Young athletes were busy at Cedar Creek Park, in Seaford, on Monday for the start of Express Lacrosse’s youth training clinic. During their practice, Nassau County Executive Laura Curran announced the reopening of county batting cages and 60 athletic fields and the resumption of moderate-risk sports like baseball, softball and non-contact lacrosse.
Starting Monday, the county’s parks department prepared 10 baseball fields, 37 softball fields and 13 multipurpose fields. Leagues of all ages were permitted to resume play and sports summer camps were also authorized to reopen.
“It’s so important for young people . . . learning how to lose is a great thing [and] learning how to win graciously is a good thing,” Curran said. “These are all taught on the sports field. It’s not just for kids, it’s also really important for our adults and for our seniors.”
According to the county’s reopening website, moderate-risk sports are described as having a “limited ability to maintain physical distance and/or be done individually” and require that athletes avoid sharing equipment or disinfect equipment between uses.
Sports under this category also include field hockey, gymnastics, water polo, doubles tennis, relay swimming, racket games, crew, rafting, paintball and soccer.

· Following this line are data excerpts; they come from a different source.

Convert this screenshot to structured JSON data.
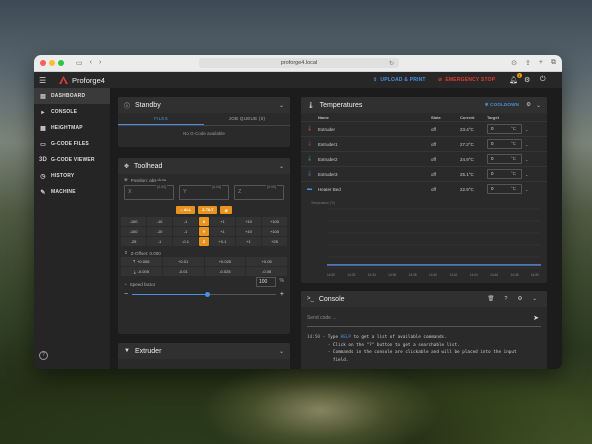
{
  "browser": {
    "url": "proforge4.local"
  },
  "app": {
    "name": "Proforge4",
    "upload_label": "UPLOAD & PRINT",
    "estop_label": "EMERGENCY STOP",
    "notification_count": "1"
  },
  "sidebar": {
    "items": [
      {
        "label": "DASHBOARD",
        "icon": "dashboard-icon",
        "active": true
      },
      {
        "label": "CONSOLE",
        "icon": "console-icon"
      },
      {
        "label": "HEIGHTMAP",
        "icon": "heightmap-icon"
      },
      {
        "label": "G-CODE FILES",
        "icon": "files-icon"
      },
      {
        "label": "G-CODE VIEWER",
        "icon": "3d-icon"
      },
      {
        "label": "HISTORY",
        "icon": "history-icon"
      },
      {
        "label": "MACHINE",
        "icon": "wrench-icon"
      }
    ]
  },
  "standby": {
    "title": "Standby",
    "tab_files": "FILES",
    "tab_queue": "JOB QUEUE (0)",
    "empty": "No G-Code available"
  },
  "toolhead": {
    "title": "Toolhead",
    "position_label": "Position: absolute",
    "axes": [
      {
        "name": "X",
        "value": "0.00"
      },
      {
        "name": "Y",
        "value": "0.00"
      },
      {
        "name": "Z",
        "value": "0.00"
      }
    ],
    "home_all": "ALL",
    "z_tilt": "Z-TILT",
    "jog_rows": [
      [
        "-100",
        "-10",
        "-1",
        "X",
        "+1",
        "+10",
        "+100"
      ],
      [
        "-100",
        "-10",
        "-1",
        "Y",
        "+1",
        "+10",
        "+100"
      ],
      [
        "-25",
        "-1",
        "-0.1",
        "Z",
        "+0.1",
        "+1",
        "+25"
      ]
    ],
    "zoffset_label": "Z-Offset: 0.000",
    "zoffset_rows": [
      [
        "+0.005",
        "+0.01",
        "+0.025",
        "+0.05"
      ],
      [
        "-0.005",
        "-0.01",
        "-0.025",
        "-0.05"
      ]
    ],
    "speed_label": "Speed factor",
    "speed_value": "100",
    "speed_unit": "%",
    "speed_fraction": 0.52
  },
  "extruder": {
    "title": "Extruder"
  },
  "temperatures": {
    "title": "Temperatures",
    "cooldown": "COOLDOWN",
    "columns": [
      "Name",
      "State",
      "Current",
      "Target"
    ],
    "rows": [
      {
        "name": "Extruder",
        "state": "off",
        "current": "23.4°C",
        "target": "0",
        "unit": "°C",
        "color": "#b04a3a",
        "icon": "thermometer-icon"
      },
      {
        "name": "Extruder1",
        "state": "off",
        "current": "27.2°C",
        "target": "0",
        "unit": "°C",
        "color": "#7a3a7a",
        "icon": "thermometer-icon"
      },
      {
        "name": "Extruder2",
        "state": "off",
        "current": "24.9°C",
        "target": "0",
        "unit": "°C",
        "color": "#3a8a7a",
        "icon": "thermometer-icon"
      },
      {
        "name": "Extruder3",
        "state": "off",
        "current": "25.1°C",
        "target": "0",
        "unit": "°C",
        "color": "#4a6a9a",
        "icon": "thermometer-icon"
      },
      {
        "name": "Heater Bed",
        "state": "off",
        "current": "22.9°C",
        "target": "0",
        "unit": "°C",
        "color": "#4a90e2",
        "icon": "bed-icon"
      }
    ],
    "chart_ylabel": "Temperature [°C]",
    "chart_xticks": [
      "14:30",
      "14:32",
      "14:34",
      "14:36",
      "14:38",
      "14:40",
      "14:42",
      "14:44",
      "14:46",
      "14:48",
      "14:50"
    ]
  },
  "console": {
    "title": "Console",
    "placeholder": "Send code ...",
    "lines": [
      {
        "ts": "14:50",
        "pre": "- Type ",
        "kw": "HELP",
        "post": " to get a list of available commands."
      },
      {
        "ts": "",
        "pre": "  - Click on the \"?\" button to get a searchable list.",
        "kw": "",
        "post": ""
      },
      {
        "ts": "",
        "pre": "  - Commands in the console are clickable and will be placed into the input",
        "kw": "",
        "post": ""
      },
      {
        "ts": "",
        "pre": "    field.",
        "kw": "",
        "post": ""
      }
    ]
  }
}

Leagues have also established their own specific rules to prevent the spread of the coronavirus. Jack Moran, one of the directors of Express Lacrosse, explained that practices would not entail competitive play and only include drills that allow for social distancing.
Joe Ditaranto and Bernie Rosen, both representing the New York Senior Softball Association, were also at Curran’s news conference and announced that their season will begin on July 27.
Ditaranto said that NYSSA created a list of 12 safety measures to protect their athletes, the oldest of whom is 93. Players must bring their own bats, wear a mask while not playing and refrain from high-fiving or hugging each other, among other measures.
Curran also announced that, over the holiday weekend, the county received 1,281 calls alerting them of fireworks. Nassau County’s fire service responded to 616 calls, police made seven arrests and there was one accident, in which a 20-year old Levittown man was hospitalized after a firework went off in his hand.
Regarding social distancing violations, the county received 68 complaints over the holiday weekend, issued 16 warnings and gave three appearance tickets.
Curran also gave an update on the coronavirus pandemic in Nassau County, announcing that there were 42,031 total positive cases, 2,186 total deaths, 49 hospitalizations, four patients in intensive care and one patient on a ventilator. On Monday, there were no new patients on ventilators and seven patients had been discharged.
Curran said that the statistics “tell us that when we’re smart, we could reopen.”
“They tell us that this is the key to an intelligent and safe reopening,” she added. “They also tell us that, by-and-large, people are doing the right thing and continue to do the right thing in Nassau County.”